The Electrify Your Strings Dream Tour Performs at Brooklyn Tech

By Skye An

On December 11th, 2013 the school’s orchestra, jazz band, and choir collaborated with Emmy-winning composer and electric violinist, Mark Wood. Together they performed songs like “Any Way You Want It,” “You Can’t Always Get What You Want,” and “Christmas Canon,” with a fantastic blend of strings, beats, and vocals that were both energizing and soulful.

Mark Wood along with his wife, Laura Kaye, a vocalist, and his son Elijah Wood, a drummer, were happy to be back in Brooklyn, or rather Brooklyn Tech, for another opportunity to take part in the school’s musical curriculum.

Mark Wood is not only a composer and violinist, but he is also an inventor and musical advocate. At the concert, Wood showcased his patented invention, the VIPER electric violin. Mark Wood signed this instrument, played by members of the orchestra.

Wood good-naturedly remarked that when he dies, these signed instruments would be “worth millions of dollars.”

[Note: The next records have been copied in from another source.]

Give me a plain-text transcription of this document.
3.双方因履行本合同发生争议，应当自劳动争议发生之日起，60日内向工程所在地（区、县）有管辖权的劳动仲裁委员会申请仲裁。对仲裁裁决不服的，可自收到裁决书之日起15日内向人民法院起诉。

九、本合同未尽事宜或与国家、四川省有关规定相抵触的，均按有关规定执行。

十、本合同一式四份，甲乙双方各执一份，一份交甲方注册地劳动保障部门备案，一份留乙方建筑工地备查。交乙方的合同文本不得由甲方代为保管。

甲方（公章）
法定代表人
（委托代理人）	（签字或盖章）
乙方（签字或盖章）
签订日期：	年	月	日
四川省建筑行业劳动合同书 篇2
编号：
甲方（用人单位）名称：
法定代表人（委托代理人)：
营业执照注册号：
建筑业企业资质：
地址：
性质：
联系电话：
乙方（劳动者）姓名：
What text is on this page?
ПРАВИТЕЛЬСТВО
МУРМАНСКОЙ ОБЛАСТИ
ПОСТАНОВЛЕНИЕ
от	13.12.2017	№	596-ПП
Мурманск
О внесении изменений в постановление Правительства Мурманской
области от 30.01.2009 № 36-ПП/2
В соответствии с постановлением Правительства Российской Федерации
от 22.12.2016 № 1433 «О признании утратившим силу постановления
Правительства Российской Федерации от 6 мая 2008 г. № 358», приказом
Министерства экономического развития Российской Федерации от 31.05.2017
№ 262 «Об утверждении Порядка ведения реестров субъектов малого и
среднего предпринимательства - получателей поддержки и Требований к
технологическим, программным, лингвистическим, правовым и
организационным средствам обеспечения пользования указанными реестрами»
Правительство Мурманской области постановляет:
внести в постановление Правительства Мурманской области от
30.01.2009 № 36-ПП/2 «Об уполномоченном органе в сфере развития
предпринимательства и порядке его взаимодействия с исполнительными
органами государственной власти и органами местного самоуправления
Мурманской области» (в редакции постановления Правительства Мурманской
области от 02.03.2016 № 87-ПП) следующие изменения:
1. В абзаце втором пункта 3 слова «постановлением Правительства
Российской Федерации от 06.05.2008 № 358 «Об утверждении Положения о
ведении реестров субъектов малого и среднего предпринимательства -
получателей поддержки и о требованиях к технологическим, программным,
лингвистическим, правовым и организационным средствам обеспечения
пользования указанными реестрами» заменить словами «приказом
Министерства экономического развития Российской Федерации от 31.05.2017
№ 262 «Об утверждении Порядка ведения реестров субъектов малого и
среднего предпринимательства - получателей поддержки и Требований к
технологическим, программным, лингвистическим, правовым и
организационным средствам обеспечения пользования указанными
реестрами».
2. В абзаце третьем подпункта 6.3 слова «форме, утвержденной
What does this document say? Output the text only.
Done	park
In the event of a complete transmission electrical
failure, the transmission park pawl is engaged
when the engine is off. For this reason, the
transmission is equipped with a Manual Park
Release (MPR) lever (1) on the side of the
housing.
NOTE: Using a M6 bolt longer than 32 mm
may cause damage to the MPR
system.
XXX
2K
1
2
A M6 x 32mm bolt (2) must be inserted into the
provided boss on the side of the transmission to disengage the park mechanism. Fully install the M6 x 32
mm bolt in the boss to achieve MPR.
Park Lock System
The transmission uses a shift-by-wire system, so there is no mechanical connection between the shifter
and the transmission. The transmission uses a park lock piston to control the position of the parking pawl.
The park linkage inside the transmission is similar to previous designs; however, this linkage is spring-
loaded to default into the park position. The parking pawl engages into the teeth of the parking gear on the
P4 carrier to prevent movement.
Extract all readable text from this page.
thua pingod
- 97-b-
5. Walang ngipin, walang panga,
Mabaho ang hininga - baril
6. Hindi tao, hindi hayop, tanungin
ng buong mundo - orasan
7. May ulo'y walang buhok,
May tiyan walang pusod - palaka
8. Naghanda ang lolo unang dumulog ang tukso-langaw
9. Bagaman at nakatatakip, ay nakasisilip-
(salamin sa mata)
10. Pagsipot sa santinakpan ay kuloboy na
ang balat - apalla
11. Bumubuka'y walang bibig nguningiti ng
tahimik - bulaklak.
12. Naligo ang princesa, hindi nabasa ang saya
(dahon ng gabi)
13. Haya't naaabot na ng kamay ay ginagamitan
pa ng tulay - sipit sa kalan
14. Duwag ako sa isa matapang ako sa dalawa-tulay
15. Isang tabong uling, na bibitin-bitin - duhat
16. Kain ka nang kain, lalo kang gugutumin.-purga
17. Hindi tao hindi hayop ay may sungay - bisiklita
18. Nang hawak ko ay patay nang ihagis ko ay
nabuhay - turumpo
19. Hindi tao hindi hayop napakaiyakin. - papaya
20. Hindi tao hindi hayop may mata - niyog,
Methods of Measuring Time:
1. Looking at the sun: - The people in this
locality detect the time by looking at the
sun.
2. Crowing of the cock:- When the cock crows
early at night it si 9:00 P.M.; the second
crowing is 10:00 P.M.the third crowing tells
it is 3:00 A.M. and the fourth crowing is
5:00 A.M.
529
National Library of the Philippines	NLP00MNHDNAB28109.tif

The auditorium was packed with students, teachers, and parents all wanting to take a part in the event. In addition to the thrill of the concert, there were two exciting raffles that took place at the event. One raffle offered an autographed VIPER electric violin by Mark Wood. The other raffle offered two tickets to an event at the Barclay’s Center. The actual event the tickets were for was left unknown until the end of the concert, when the winner was announced. The wait was worth it. The winner of the Barclay’s Center raffle, David Tan ’17 received two tickets to see Pitbull and a second winner was announced to win two tickets to see Jay-Z.

The Mark Wood Experience was definitely a memorable one. These events allow students, teachers, and parents alike to enjoy the hard work, devotion, and talent within the community.

Kyonne Rowe ’14, one of the vocal soloists, said, “I enjoyed working with Mark Wood and his wife, Laura Kaye, because they emphasized the importance of a fully committed choral body. That means that each member’s performance should be that of a lead-singer. If you commit, as an individual, it makes the overall choral experience much better. Everyone sings and everyone dances; extremely inclusive.”

Many of the performers were delighted by the execution of the event.

Julienne Zhou ’14, another vocal soloist, said, “The Mark Wood Concert turned out to be everything I expected it to be and more. Working with Mark Wood and his family was a very fun experience! I personally worked one-on-one with Laura Wood because I was a soloist in the concert. She taught me to embrace my own voice and turn whatever I sing into an embodiment of my soul.”